Book Review - February 2018

Mindset - The New Psychology of Success

Book by Carol S. Dweck, Ph.D.

Review by Jessie Thiel

As managers, directors, trainers and instructional designers, we influence and are often responsible for professional growth and educational opportunities of our fellow employees.  Whether we realize it or not, the approach we take to learning and development can impact the success of educational programming for satisfying business objectives.  In her book, Mindset, Carol Dweck explores learning through two different approaches: what she describes as the fixed mindset and the growth mindset.  Understanding the difference between these two mindsets and operating with sensitivity to both approaches can empower us, the people that we serve, and the businesses we support.
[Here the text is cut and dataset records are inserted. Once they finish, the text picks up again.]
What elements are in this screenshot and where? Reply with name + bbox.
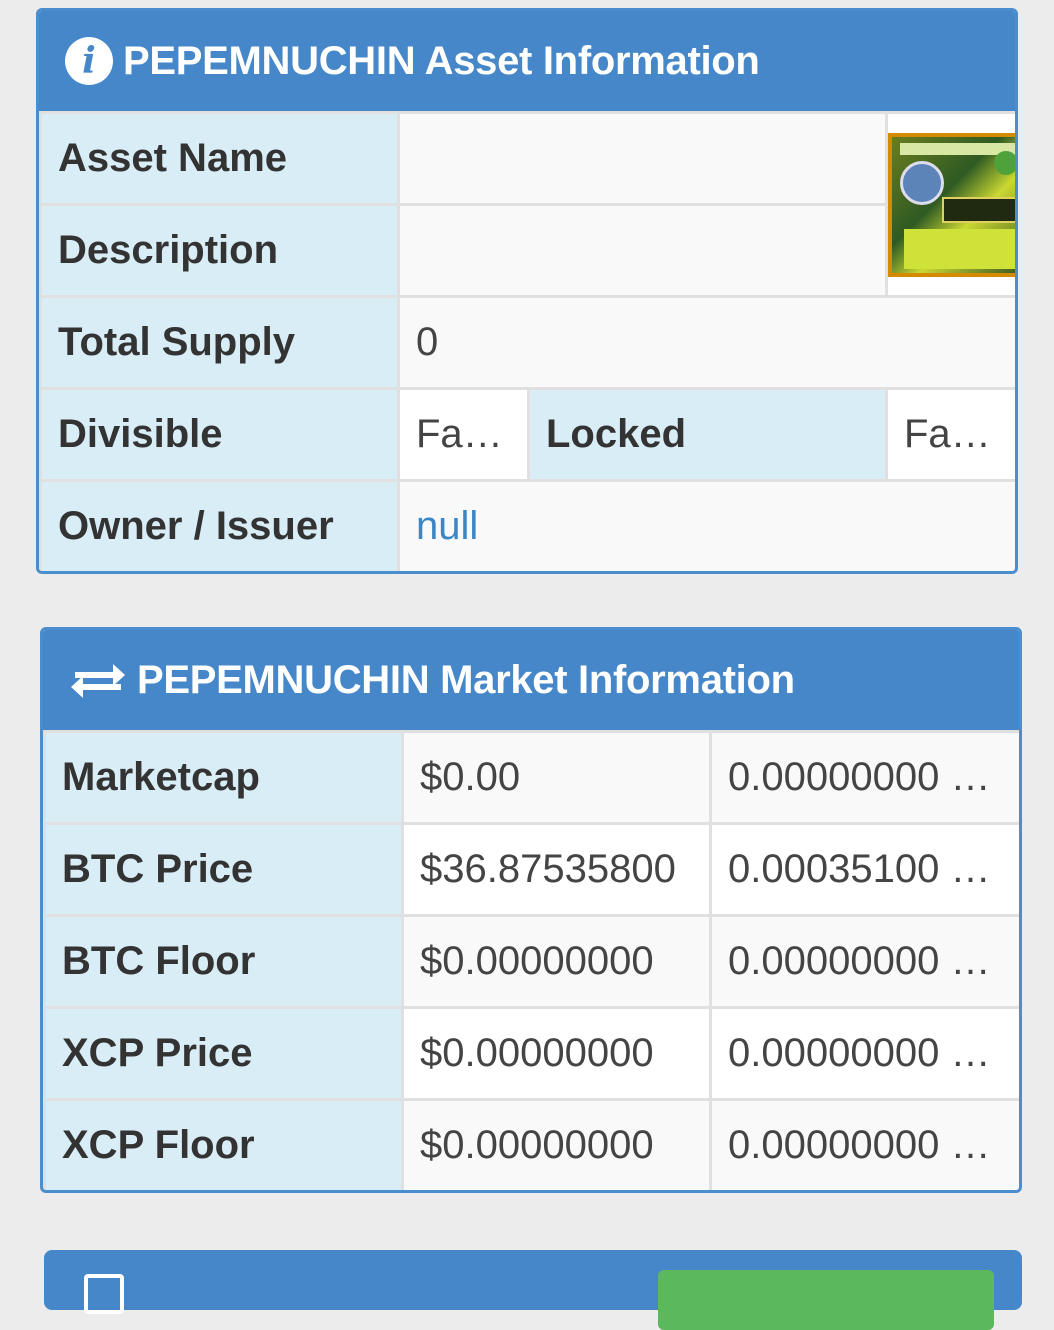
xcp-price-label: XCP Price: [43, 1006, 404, 1101]
asset-info-title: PEPEMNUCHIN Asset Information: [123, 38, 760, 83]
owner-label: Owner / Issuer: [39, 479, 400, 571]
marketcap-usd: $0.00: [401, 730, 712, 825]
btc-floor-usd: $0.00000000: [401, 914, 712, 1009]
xcp-floor-usd: $0.00000000: [401, 1098, 712, 1190]
info-icon: i: [65, 37, 113, 85]
btc-price-label: BTC Price: [43, 822, 404, 917]
asset-name-value: [397, 111, 888, 206]
panel-icon: [84, 1274, 124, 1314]
description-value: [397, 203, 888, 298]
asset-thumbnail[interactable]: [889, 132, 1014, 277]
next-panel-header: [44, 1250, 1022, 1330]
table-row: Total Supply 0: [39, 295, 1015, 390]
divisible-label: Divisible: [39, 387, 400, 482]
marketcap-label: Marketcap: [43, 730, 404, 825]
market-info-header: PEPEMNUCHIN Market Information: [43, 630, 1019, 730]
exchange-arrows-icon: [71, 664, 125, 698]
locked-value: False: [885, 387, 1015, 482]
locked-label: Locked: [527, 387, 888, 482]
xcp-floor-xcp: 0.00000000 XCP: [709, 1098, 1019, 1190]
xcp-price-xcp: 0.00000000 XCP: [709, 1006, 1019, 1101]
table-row: BTC Floor $0.00000000 0.00000000 BTC: [43, 914, 1019, 1009]
description-label: Description: [39, 203, 400, 298]
table-row: BTC Price $36.87535800 0.00035100 BTC: [43, 822, 1019, 917]
table-row: Divisible False Locked False: [39, 387, 1015, 482]
xcp-price-usd: $0.00000000: [401, 1006, 712, 1101]
total-supply-label: Total Supply: [39, 295, 400, 390]
asset-info-table: Asset Name Description Total Supply 0 Di…: [39, 111, 1016, 571]
table-row: Description: [39, 203, 1016, 298]
asset-info-header: i PEPEMNUCHIN Asset Information: [39, 11, 1015, 111]
btc-floor-btc: 0.00000000 BTC: [709, 914, 1019, 1009]
divisible-value: False: [397, 387, 530, 482]
table-row: Owner / Issuer null: [39, 479, 1015, 571]
marketcap-btc: 0.00000000 BTC: [709, 730, 1019, 825]
market-info-title: PEPEMNUCHIN Market Information: [137, 657, 795, 702]
table-row: Marketcap $0.00 0.00000000 BTC: [43, 730, 1019, 825]
green-action-button[interactable]: [658, 1270, 994, 1330]
asset-info-panel: i PEPEMNUCHIN Asset Information Asset Na…: [36, 8, 1018, 574]
asset-name-label: Asset Name: [39, 111, 400, 206]
btc-price-usd: $36.87535800: [401, 822, 712, 917]
market-info-table: Marketcap $0.00 0.00000000 BTC BTC Price…: [43, 730, 1019, 1190]
total-supply-value: 0: [397, 295, 1015, 390]
market-info-panel: PEPEMNUCHIN Market Information Marketcap…: [40, 627, 1022, 1193]
table-row: XCP Floor $0.00000000 0.00000000 XCP: [43, 1098, 1019, 1190]
xcp-floor-label: XCP Floor: [43, 1098, 404, 1190]
asset-image-cell: [885, 111, 1015, 298]
btc-floor-label: BTC Floor: [43, 914, 404, 1009]
btc-price-btc: 0.00035100 BTC: [709, 822, 1019, 917]
table-row: XCP Price $0.00000000 0.00000000 XCP: [43, 1006, 1019, 1101]
owner-link[interactable]: null: [397, 479, 1015, 571]
table-row: Asset Name: [39, 111, 1015, 298]
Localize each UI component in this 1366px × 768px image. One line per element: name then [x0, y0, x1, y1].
Dweck, a psychology professor at Stanford University, begins by explaining what constitutes the two different mindsets and describes specific scenarios that inspired her research.  She noticed there is a distinct difference in the approach people have to mastering difficult material or tasks and the learning processes that they employ based on their approach.  She explains that some people believe in and rely on innate qualities and natural ability as a predetermined path to success or failure (the fixed mindset), while others believe that effort and perseverance play a significant role in both success and failure (the growth mindset).  While her research consists of countless case studies about attitudes and decisions that indicate one mindset or the other and the consequences that follow, her book also includes neurological findings to support the physiological brain growth that occurs when people apply themselves and true learning takes place. 

Dweck does not limit applications of the two mindsets to intellectual growth, but includes the implications for physical training of athletes, attitudes of business leaders in successful industries, and even social and emotional opportunities in interpersonal relationships.  Although the pages are filled with Dweck’s extensive research, her conversational tone relays case studies of well known athletes, coaches and CEO’s along with various student populations, making it a quick read.  She challenges her readers to view their own lives through a growth mindset approach and even includes detailed steps on how to implement this perspective successfully.

I recommend this book to anyone looking for inspiration to grow in their own professional role or aiming to better understand and meet the needs of their constituents.  The book’s organization combined with the author’s writing style provide a collection of case studies, concrete examples and practical steps that can be used as a reference manual for educators, coaches, and business leaders alike.